Sconcertato, le chiedo:
- Non è un po' presto?
- Sì, forse. Credo di avere bruciato le tappe. D'altra parte Platone parla della necessità di amare, non di amare delle persone dell’altro sesso.
Esito, poi decido di essere sincero.
- E se ti dicessi che nemmeno a me interessa più l'universo femminile?
Sorride.
- Per te è davvero un po' troppo presto, non credi?
- No, non credo. Mi pare che ne avessimo già parlato in qualche vita precedente, o ricordo male?
- No, ricordi bene. T’interessa di nuovo quello maschile?
- Non sono gay.
- Mi pare di ricordare che tu lo sia stato in qualche momento della tua vita.
- Non più, non adesso.
- Non ci sarebbe niente di male neanche in questo.

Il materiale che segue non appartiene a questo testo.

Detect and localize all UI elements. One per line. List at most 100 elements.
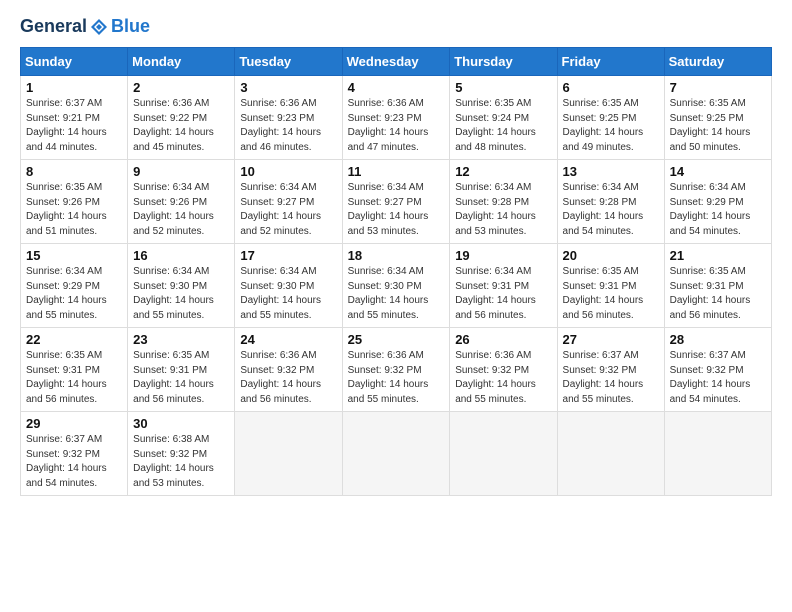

Solo, mi dispiacerebbe un po’ per Arianna.
Taglio corto:
- Comunque, Antonia, io non sono l'universo maschile: sono Emmanuel.

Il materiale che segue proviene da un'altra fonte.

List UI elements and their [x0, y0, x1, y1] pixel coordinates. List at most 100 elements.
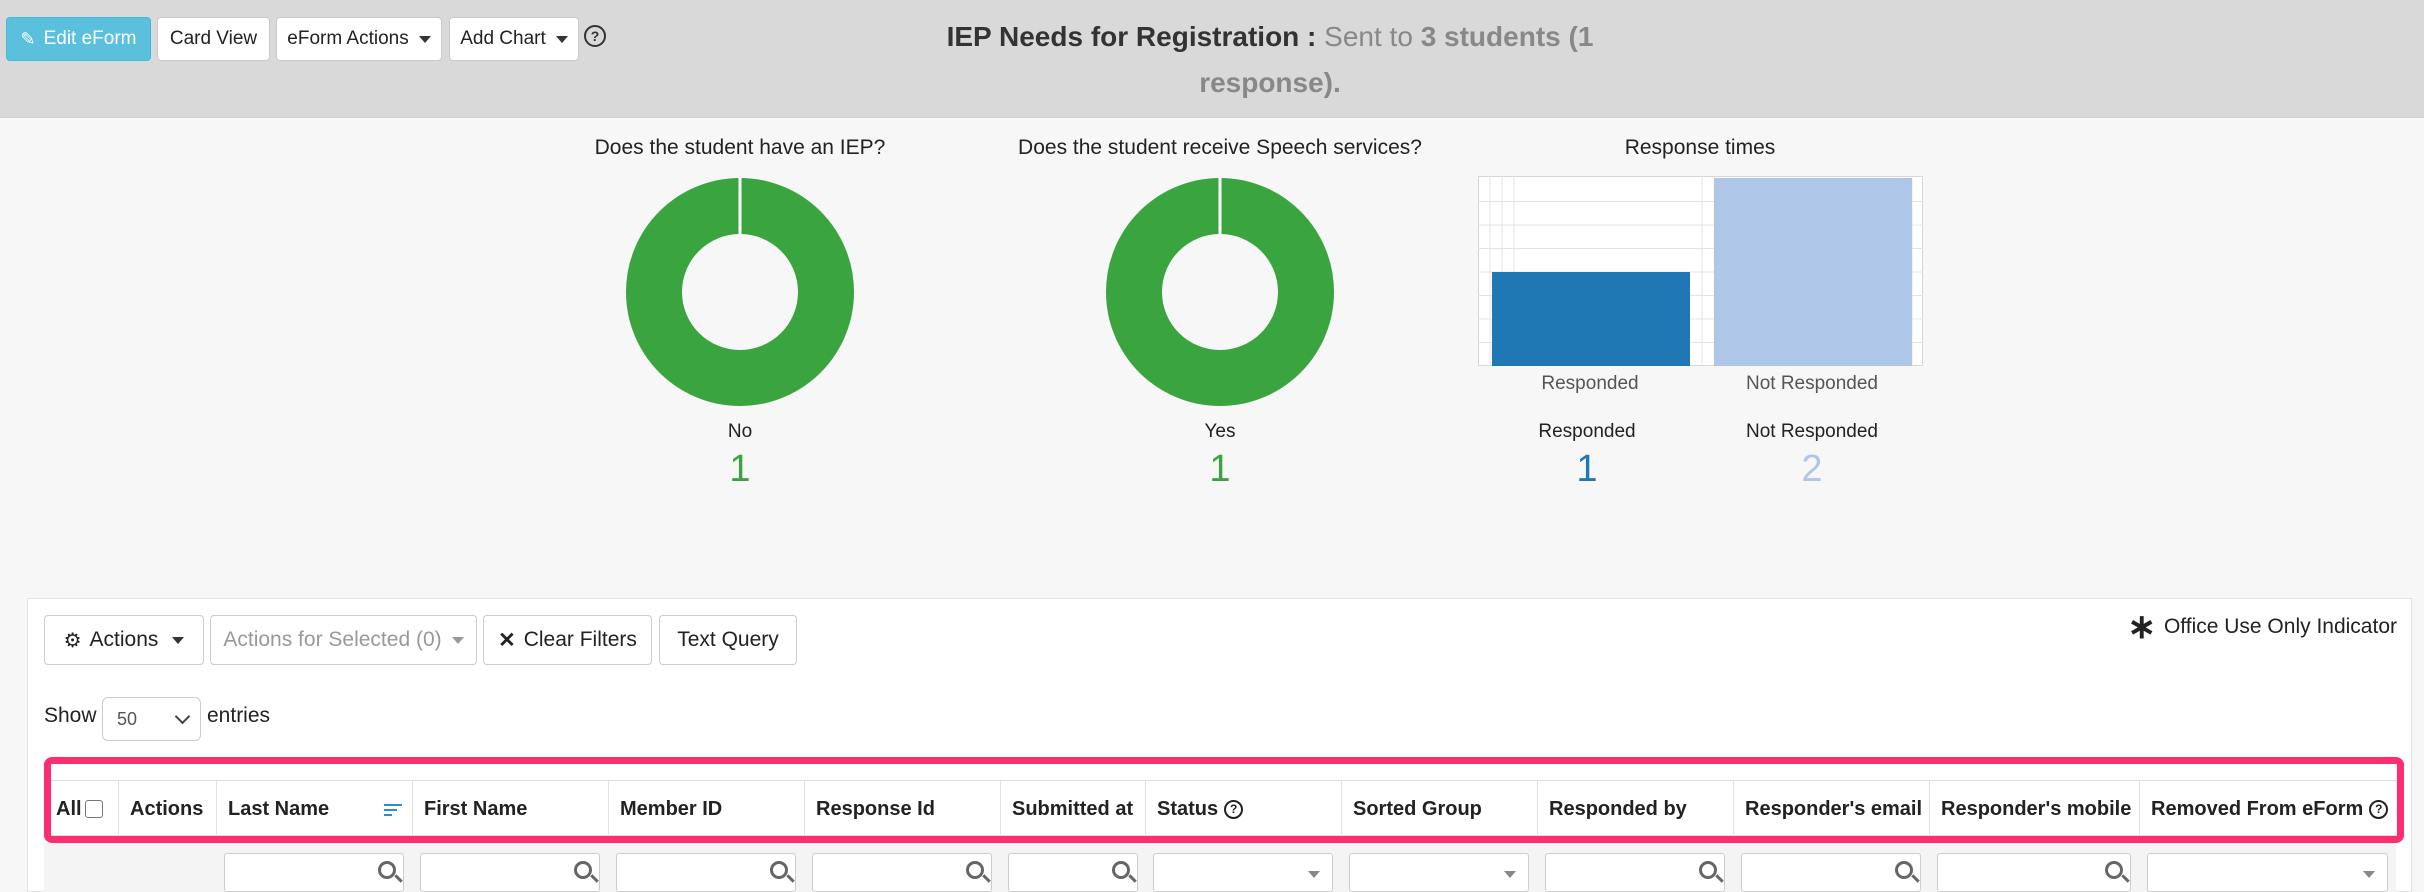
filter-responder-email-input[interactable] [1741, 853, 1921, 892]
column-header-first-name[interactable]: First Name [412, 781, 608, 837]
column-header-responder-email[interactable]: Responder's email [1733, 781, 1929, 837]
filter-sorted-group-select[interactable] [1349, 853, 1529, 892]
actions-dropdown[interactable]: ⚙ Actions [44, 615, 204, 665]
actions-for-selected-dropdown[interactable]: Actions for Selected (0) [210, 615, 477, 665]
caret-down-icon [1308, 871, 1320, 878]
filter-responder-mobile-input[interactable] [1937, 853, 2131, 892]
help-icon[interactable]: ? [1224, 799, 1244, 819]
legend-value-responded: 1 [1576, 448, 1598, 490]
bar-not-responded[interactable] [1714, 178, 1912, 366]
column-label: Submitted at [1012, 797, 1134, 820]
search-icon [1699, 861, 1717, 879]
column-label: Responder's email [1745, 797, 1923, 820]
filter-member-id-input[interactable] [616, 853, 796, 892]
donut-chart-iep[interactable] [624, 176, 856, 408]
chevron-down-icon [174, 708, 191, 725]
edit-icon: ✎ [20, 28, 36, 49]
response-count: response). [1199, 67, 1341, 98]
column-header-member-id[interactable]: Member ID [608, 781, 804, 837]
search-icon [574, 861, 592, 879]
column-header-sorted-group[interactable]: Sorted Group [1341, 781, 1537, 837]
recipient-count: 3 students (1 [1420, 21, 1594, 52]
clear-filters-label: Clear Filters [523, 628, 637, 651]
search-icon [770, 861, 788, 879]
chart-title-iep: Does the student have an IEP? [594, 136, 886, 159]
asterisk-icon: ∗ [2127, 608, 2156, 646]
actions-for-selected-label: Actions for Selected (0) [223, 628, 442, 651]
column-label: Responded by [1549, 797, 1687, 820]
filter-response-id-input[interactable] [812, 853, 992, 892]
page-title: IEP Needs for Registration : Sent to 3 s… [880, 14, 1660, 106]
sort-icon[interactable] [384, 804, 402, 819]
search-icon [966, 861, 984, 879]
caret-down-icon [451, 636, 464, 644]
search-icon [1895, 861, 1913, 879]
column-label: Responder's mobile [1941, 797, 2132, 820]
column-header-status[interactable]: Status ? [1145, 781, 1341, 837]
column-label: Last Name [228, 797, 330, 820]
eform-actions-dropdown[interactable]: eForm Actions [276, 17, 442, 61]
column-header-responder-mobile[interactable]: Responder's mobile [1929, 781, 2139, 837]
chart-title-response-times: Response times [1624, 136, 1776, 159]
gear-icon: ⚙ [63, 629, 82, 652]
card-view-label: Card View [169, 28, 258, 49]
chart-value-speech: 1 [1209, 448, 1231, 490]
caret-down-icon [2363, 871, 2375, 878]
filter-removed-select[interactable] [2147, 853, 2388, 892]
bar-chart-response-times[interactable] [1478, 176, 1923, 370]
office-use-label: Office Use Only Indicator [2163, 615, 2397, 638]
column-header-responded-by[interactable]: Responded by [1537, 781, 1733, 837]
card-view-button[interactable]: Card View [157, 17, 270, 61]
search-icon [2105, 861, 2123, 879]
filter-last-name-input[interactable] [224, 853, 404, 892]
filter-row [44, 843, 2396, 892]
search-icon [1112, 861, 1130, 879]
add-chart-label: Add Chart [460, 28, 546, 49]
caret-down-icon [172, 636, 185, 644]
caret-down-icon [1504, 871, 1516, 878]
entries-label: entries [207, 704, 271, 727]
actions-label: Actions [89, 628, 159, 651]
text-query-button[interactable]: Text Query [659, 615, 797, 665]
legend-label-not-responded: Not Responded [1745, 421, 1879, 442]
chart-value-iep: 1 [729, 448, 751, 490]
text-query-label: Text Query [677, 628, 779, 651]
column-label: First Name [424, 797, 528, 820]
sent-to-text: Sent to [1324, 21, 1421, 52]
filter-first-name-input[interactable] [420, 853, 600, 892]
column-label: Removed From eForm [2151, 797, 2364, 820]
filter-responded-by-input[interactable] [1545, 853, 1725, 892]
filter-status-select[interactable] [1153, 853, 1333, 892]
table-header: All Actions Last Name First Name Member … [44, 780, 2396, 837]
bar-category-label: Not Responded [1745, 373, 1879, 394]
eform-actions-label: eForm Actions [287, 28, 409, 49]
edit-eform-label: Edit eForm [43, 28, 137, 49]
select-all-checkbox[interactable] [84, 800, 103, 818]
column-header-select-all[interactable]: All [44, 781, 118, 837]
form-name: IEP Needs for Registration [946, 21, 1300, 52]
legend-value-not-responded: 2 [1801, 448, 1823, 490]
chart-title-speech: Does the student receive Speech services… [1018, 136, 1422, 159]
close-icon: ✕ [498, 628, 516, 652]
column-header-response-id[interactable]: Response Id [804, 781, 1000, 837]
column-header-removed-from-eform[interactable]: Removed From eForm ? [2139, 781, 2396, 837]
column-header-submitted-at[interactable]: Submitted at [1000, 781, 1145, 837]
bar-responded[interactable] [1492, 272, 1690, 366]
column-header-actions: Actions [118, 781, 216, 837]
clear-filters-button[interactable]: ✕ Clear Filters [483, 615, 652, 665]
help-icon[interactable]: ? [2369, 799, 2389, 819]
office-use-indicator: ∗ Office Use Only Indicator [2127, 608, 2397, 646]
help-icon[interactable]: ? [584, 25, 606, 47]
chart-label-iep: No [727, 421, 753, 442]
filter-submitted-at-input[interactable] [1008, 853, 1138, 892]
bar-category-label: Responded [1541, 373, 1639, 394]
column-header-last-name[interactable]: Last Name [216, 781, 412, 837]
column-label: Response Id [816, 797, 935, 820]
entries-per-page-select[interactable]: 50 [102, 697, 201, 741]
add-chart-dropdown[interactable]: Add Chart [449, 17, 579, 61]
caret-down-icon [418, 35, 431, 43]
column-label: All [56, 797, 82, 820]
column-label: Member ID [620, 797, 723, 820]
edit-eform-button[interactable]: ✎ Edit eForm [6, 17, 151, 61]
donut-chart-speech[interactable] [1104, 176, 1336, 408]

Sorride, questa volta con leggera ironia:
- Direi che non ha più senso parlarne, a giudicare dalle scelte che hai fatto.
Le scelte che ho fatto.
Una sorda indignazione ribolle dentro di me: mi accorgo di avere collezionato una serie di autogol. Sto per sbottare e urlarle in faccia che è stata lei a costringermi a fare quelle scelte, ma non posso rischiare di offenderla; questa è casa sua, io sono suo ospite, può mettermi alla porta quando vuole. Per la prima volta mi rendo conto, non senza stupore, di quanto fosse diverso incontrarla in casa mia, dove inconsciamente le facevo pesare la mia posizione di superiorità, oppure nel fienile, per così dire in campo neutro. Ora sto giocando in trasferta ed è lei ad avere il controllo del campo. Devo trovare il modo di calmarmi per non essere costretto ad andarmene. Non voglio andarmene, cazzo.
Cambio improvvisamente argomento.
- Il giardino ha bisogno di una ripassata. Se vuoi ti taglio l'erba.
- Sei molto gentile, ma non è il caso che ti disturbi.
- Non mi disturba affatto, lo faccio volentieri.
- Da quando ti dedichi al giardinaggio?
- È una cosa che faccio spesso da Arianna. Poi mi sono sempre piaciute le piante, lo sai: sto imparando anche a potarle. So potare le rose, i peri e i meli.
- Quella ragazza ti ha insegnato un sacco di cose.
- Già, e tutte di vitale importanza.
Non coglie l'ironia. Mi sorride con dolcezza:
- Preferisco che resti qui a farmi compagnia, se non ti dispiace. Vuoi?
Sento un groppo alla gola.
- Sì Antonia, voglio.
Sto di nuovo per piangere. Conto fino a cento, visualizzo greggi di pecore al pascolo con tanto di cani e pastorelli arcadici, recito mentalmente un sonetto eteròclito di Pascoli, e finalmente riesco a dominare l'emozione. Lei si volta a cercare qualcosa dietro la sedia.
- Ti è caduto qualcosa? Posso aiutarti?
- No, grazie, stavo solo cercando il cestino da lavoro.
Tira fuori un piccolo cestino di vimini foderato di stoffa a quadretti bianchi e rossi, orlato di pizzo. Si muove con un certo impaccio, com’è tipico di chi ha qualche chilo di troppo addosso. Questo mi fa sorridere e mi suscita un’improvvisa tenerezza. Mi appoggio allo schienale ed osservo con calma i suoi gesti.